Initial pairing of splice
sites across an exon may be similar to initial pairing across an
intron. Except for the SR proteins, the vertebrate factors known to be
required for splicing are found in yeast and are required there as
well. Several lines of experimental evidence also suggest that either
the intron or exon can be the pairing unit during pre-mRNA recognition.
As mentioned earlier, expansion of an internal exon in a vertebrate
gene can cause exon skipping. If the same exons and their flanking
splice sites, however, are placed in a gene in which the introns
flanking the expanded exon are small, the expanded exon is
constitutively included(59) . Expansion of the
small introns reverts the phenotype to exon skipping. These
observations suggest that large exons are only a problem in genes with
large introns, and more importantly, that the same splice sites can be
recognized in either intronic or exonic polarity (Fig. 4).
Figure 4: Earliest complex formation in vertebrates via exon definition versus that in lower eukaryotes via intron definition.
Exon/intron architecture in Drosophilamelanogaster also suggests multiple ways of pairing splice sites within the same pre-mRNA. Although many Drosophila genes fit neatly into two categories characterized as genes with small introns and large exons or as genes with small exons and large introns, there are a reasonable number of genes that have a mixed exon/intron architecture, suggesting that over part of their length the exon is the unit of recognition and over part of their length the intron is the unit of recognition. Sorting out how two such recognition mechanisms can operate within the same precursor RNA without a disruption in exon recognition or exon ordering is one of the future challenges for exon definition.

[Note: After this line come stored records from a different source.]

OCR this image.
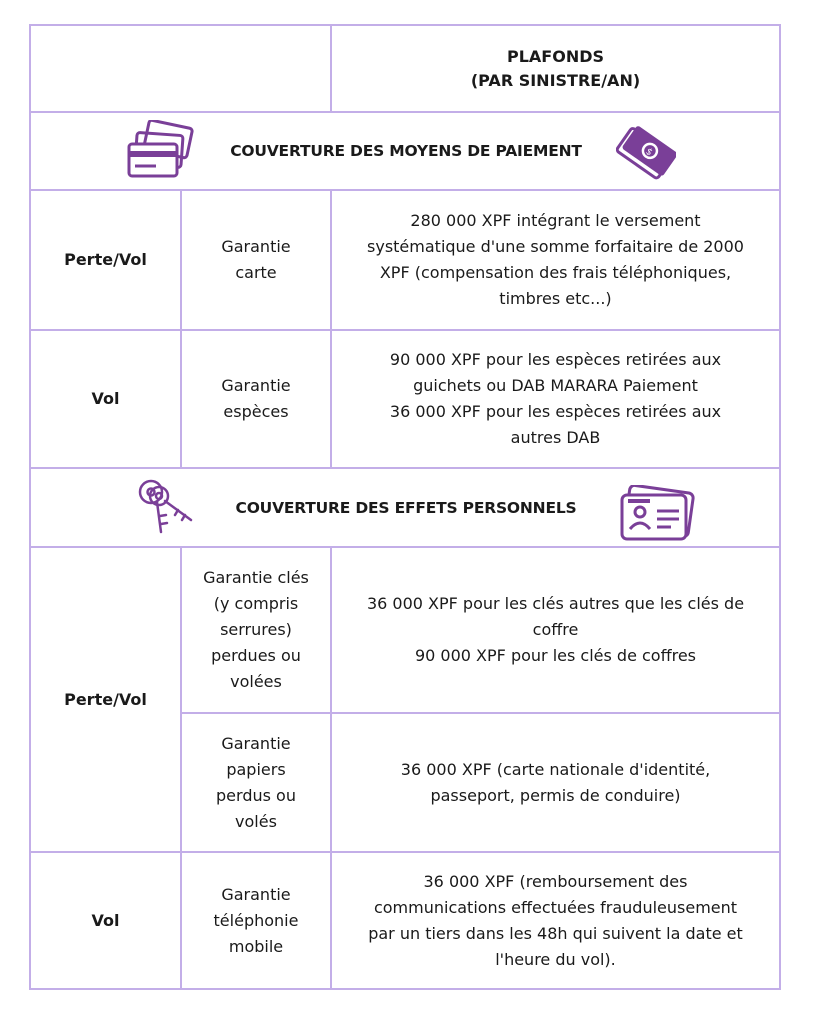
PLAFONDS
(PAR SINISTRE/AN)
COUVERTURE DES MOYENS DE PAIEMENT	$
Perte/Vol
Garantie
carte
280 000 XPF intégrant le versement
systématique d'une somme forfaitaire de 2000
XPF (compensation des frais téléphoniques,
timbres etc...)
Vol
Garantie
espèces
90 000 XPF pour les espèces retirées aux
guichets ou DAB MARARA Paiement
36 000 XPF pour les espèces retirées aux
autres DAB
COUVERTURE DES EFFETS PERSONNELS
Perte/Vol
Garantie clés
(y compris
serrures)
perdues ou
volées
36 000 XPF pour les clés autres que les clés de
coffre
90 000 XPF pour les clés de coffres
Garantie
papiers
perdus ou
volés
36 000 XPF (carte nationale d'identité,
passeport, permis de conduire)
Vol
Garantie
téléphonie
mobile
36 000 XPF (remboursement des
communications effectuées frauduleusement
par un tiers dans les 48h qui suivent la date et
l'heure du vol).
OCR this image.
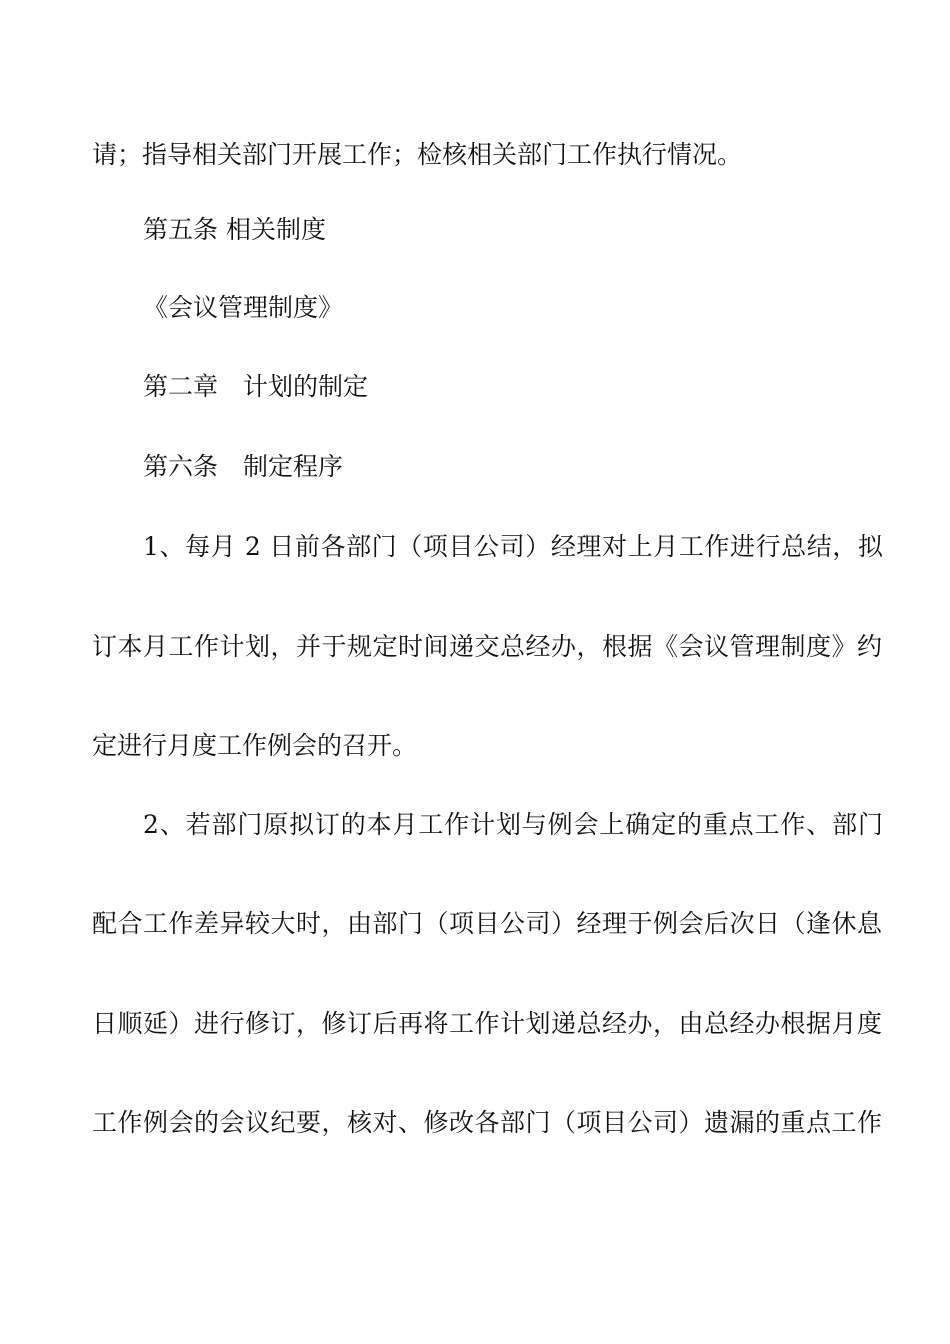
请；指导相关部门开展工作；检核相关部门工作执行情况。
第五条 相关制度
《会议管理制度》
第二章　计划的制定
第六条　制定程序
1、每月 2 日前各部门（项目公司）经理对上月工作进行总结，拟
订本月工作计划，并于规定时间递交总经办，根据《会议管理制度》约
定进行月度工作例会的召开。
2、若部门原拟订的本月工作计划与例会上确定的重点工作、部门
配合工作差异较大时，由部门（项目公司）经理于例会后次日（逢休息
日顺延）进行修订，修订后再将工作计划递总经办，由总经办根据月度
工作例会的会议纪要，核对、修改各部门（项目公司）遗漏的重点工作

Although exon definition suggests how exons and their splice sites are initially recognized by the splicing machinery, it does not immediately offer a solution to the second step in spliceosome assembly (Fig. 1). Juxtaposition of exons across large vertebrate introns is a formidable problem, especially if inadvertent exon skipping is to be avoided. Little insight is available as to how such juxtapositioning could occur. A likely scenario invokes interactions between the SR proteins bound to one exon with the SR proteins bound to an adjoining exon. In addition to the SR proteins, another class of nuclear proteins found only in organisms with large introns is the hnRNP proteins(60) . At least one hnRNP protein affects 5` splice site recognition and is likely to have a major role in differential splicing (22, 61) . Like the SR proteins, the hnRNP proteins contain both an RNP recognition domain and a protein-protein recognition domain. Unlike the SR proteins, the limited information available suggests that the hnRNP proteins recognize intronic consensus sequences rather than exonic sequences. Given their capacity to differentially recognize RNA sequences and their preference for intronic sequences, the hnRNP proteins remain potential interesting players in both differential splicing and exon juxtapositioning.